My First 5K

This is another post from the running archives. I detail my experience in my first 5K back in July, including horse farms, bad jokes and a little bit of vomit.

July 2, 2011
One week ago today, I finished my first race. I was
nowhere near the front of the pack, but I wasn’t the last one to cross
the finish line either. And I stuck to my goal and ran the whole race
without walking.

Lining up at the start, I excitedly soaked up the contagious energy of
so many people standing still but poised to run. Of course, once the
race began, the crowd of racers spread quickly and I was soon in the
back third or so of runners. I did not have a time goal, so as I was
passed over and over I just had to keep reminding myself that I was
competing against the course, not the other runners. I think if I’d
pushed too hard in that first mile, I might not have been able to keep
running the whole race.

The race was very close to my house, but took us on a course I’d never
run before. Once we lapped Daffin Park, we headed down a side street
where I saw, to my great surprise, a riding stable and horses in the middle of town. From there,
we took the Police Memorial Trail – a small, paved path that wound through the woods. I had
no idea this wooded area existed in my neighborhood and I was excited to
discover a new quiet, shady place for my runs.
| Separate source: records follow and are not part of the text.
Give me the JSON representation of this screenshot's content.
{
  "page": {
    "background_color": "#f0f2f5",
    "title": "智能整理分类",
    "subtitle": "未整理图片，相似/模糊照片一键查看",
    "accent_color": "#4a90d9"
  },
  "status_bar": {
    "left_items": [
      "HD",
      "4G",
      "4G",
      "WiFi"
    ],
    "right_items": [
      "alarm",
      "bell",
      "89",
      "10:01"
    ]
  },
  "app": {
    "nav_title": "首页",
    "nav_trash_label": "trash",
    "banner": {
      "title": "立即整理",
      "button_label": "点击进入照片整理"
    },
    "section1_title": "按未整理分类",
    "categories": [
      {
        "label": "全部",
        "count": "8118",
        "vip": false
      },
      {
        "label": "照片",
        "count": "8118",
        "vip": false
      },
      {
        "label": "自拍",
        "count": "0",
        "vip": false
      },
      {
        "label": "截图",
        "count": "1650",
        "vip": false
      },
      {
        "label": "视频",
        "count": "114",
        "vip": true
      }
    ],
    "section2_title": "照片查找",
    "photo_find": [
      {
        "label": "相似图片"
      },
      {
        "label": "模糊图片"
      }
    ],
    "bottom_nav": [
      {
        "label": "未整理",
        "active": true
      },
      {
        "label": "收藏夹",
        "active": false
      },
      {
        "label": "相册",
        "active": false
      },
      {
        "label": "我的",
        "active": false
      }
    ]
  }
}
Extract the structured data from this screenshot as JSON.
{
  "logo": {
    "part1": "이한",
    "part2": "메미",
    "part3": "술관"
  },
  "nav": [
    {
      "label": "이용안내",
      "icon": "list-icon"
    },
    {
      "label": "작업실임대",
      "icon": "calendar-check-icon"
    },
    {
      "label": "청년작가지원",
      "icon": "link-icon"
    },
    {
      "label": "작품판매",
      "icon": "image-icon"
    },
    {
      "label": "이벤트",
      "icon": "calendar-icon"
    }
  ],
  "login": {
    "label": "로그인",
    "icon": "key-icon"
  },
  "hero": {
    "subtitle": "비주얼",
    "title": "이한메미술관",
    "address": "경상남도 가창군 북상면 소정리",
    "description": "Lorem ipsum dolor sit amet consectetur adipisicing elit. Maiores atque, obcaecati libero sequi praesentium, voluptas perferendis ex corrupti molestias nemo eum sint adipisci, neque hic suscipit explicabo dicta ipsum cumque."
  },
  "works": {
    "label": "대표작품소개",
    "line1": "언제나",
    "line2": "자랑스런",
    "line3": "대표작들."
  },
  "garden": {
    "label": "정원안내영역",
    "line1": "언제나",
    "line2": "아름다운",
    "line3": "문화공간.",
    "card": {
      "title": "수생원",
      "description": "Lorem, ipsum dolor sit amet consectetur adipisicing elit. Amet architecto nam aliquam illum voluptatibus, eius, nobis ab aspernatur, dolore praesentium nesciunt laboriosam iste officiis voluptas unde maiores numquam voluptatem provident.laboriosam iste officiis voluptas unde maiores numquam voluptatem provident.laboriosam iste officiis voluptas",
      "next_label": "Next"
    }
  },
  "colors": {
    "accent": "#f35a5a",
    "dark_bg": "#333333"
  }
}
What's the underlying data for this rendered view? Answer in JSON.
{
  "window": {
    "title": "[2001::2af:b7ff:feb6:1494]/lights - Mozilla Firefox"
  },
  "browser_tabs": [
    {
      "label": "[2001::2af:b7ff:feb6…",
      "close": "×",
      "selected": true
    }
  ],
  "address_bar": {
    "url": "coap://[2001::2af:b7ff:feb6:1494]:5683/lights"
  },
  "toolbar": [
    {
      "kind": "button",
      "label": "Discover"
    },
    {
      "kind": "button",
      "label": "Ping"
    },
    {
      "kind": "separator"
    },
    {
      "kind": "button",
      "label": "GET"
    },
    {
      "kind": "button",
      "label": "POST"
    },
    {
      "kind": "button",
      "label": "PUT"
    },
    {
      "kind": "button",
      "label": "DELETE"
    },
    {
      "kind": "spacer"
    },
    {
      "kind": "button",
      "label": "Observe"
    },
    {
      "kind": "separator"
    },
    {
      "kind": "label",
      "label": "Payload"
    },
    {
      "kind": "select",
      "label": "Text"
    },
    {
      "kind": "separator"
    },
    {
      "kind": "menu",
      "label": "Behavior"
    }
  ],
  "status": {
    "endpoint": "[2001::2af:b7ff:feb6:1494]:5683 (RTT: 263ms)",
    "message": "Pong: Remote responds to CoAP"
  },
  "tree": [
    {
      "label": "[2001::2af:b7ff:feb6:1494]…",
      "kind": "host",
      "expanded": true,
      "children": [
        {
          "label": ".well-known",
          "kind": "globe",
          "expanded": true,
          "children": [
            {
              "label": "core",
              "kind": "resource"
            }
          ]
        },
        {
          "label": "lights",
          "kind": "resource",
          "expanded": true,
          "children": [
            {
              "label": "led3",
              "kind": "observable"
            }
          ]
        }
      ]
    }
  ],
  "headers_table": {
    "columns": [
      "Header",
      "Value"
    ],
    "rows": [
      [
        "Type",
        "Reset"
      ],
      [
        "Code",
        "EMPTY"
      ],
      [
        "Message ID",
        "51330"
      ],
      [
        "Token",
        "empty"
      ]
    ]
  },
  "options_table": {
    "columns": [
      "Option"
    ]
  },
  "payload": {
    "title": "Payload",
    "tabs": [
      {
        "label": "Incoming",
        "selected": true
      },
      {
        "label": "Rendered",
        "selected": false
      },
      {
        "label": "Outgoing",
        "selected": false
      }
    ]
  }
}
The first mile went by ok, but I soon became convinced they’d forgotten
to put out the second mile marker. Surely I’d done two miles already?
But then, there it was up ahead. I was tiring but determined, so for the last mile I
turned to the self-defense tactic of making jokes – asking other runners
if I could climb on their backs, asking the police officer at the
roadblock if he could give me a lift.

Finally, the finish line was in sight. I fell in step beside another
runner going my same pace and we began to crack jokes together. Eying
the group of spectators at the end of the race, I started repeating
aloud a mantra. “I will NOT throw up in front of these people. I will
NOT throw up in front of these people.”

Side note: do NOT drink a milkshake for breakfast before a race on a hot day. Milk? What was I thinking?

I began to pull away from the other runner in the home stretch, and then I heard her voice behind me say,
“You jinxed me!” I turned around in time to watch her throw up. “So sorry!” I yelled back. I felt momentarily guilty, but pressed on and kept my breakfast down.

Camille and Lee were there to cheer me on as I entered the Sand Gnats
stadium and crossed the finish line at home plate. I’d run the race in
36:48 minutes, an 11:50 min/mi pace. That was faster than
my training runs, so perhaps all that combined energy at the finish line
really was contagious. I was hot, tired and thirsty, but I was proud.
And I definitely want to do it again.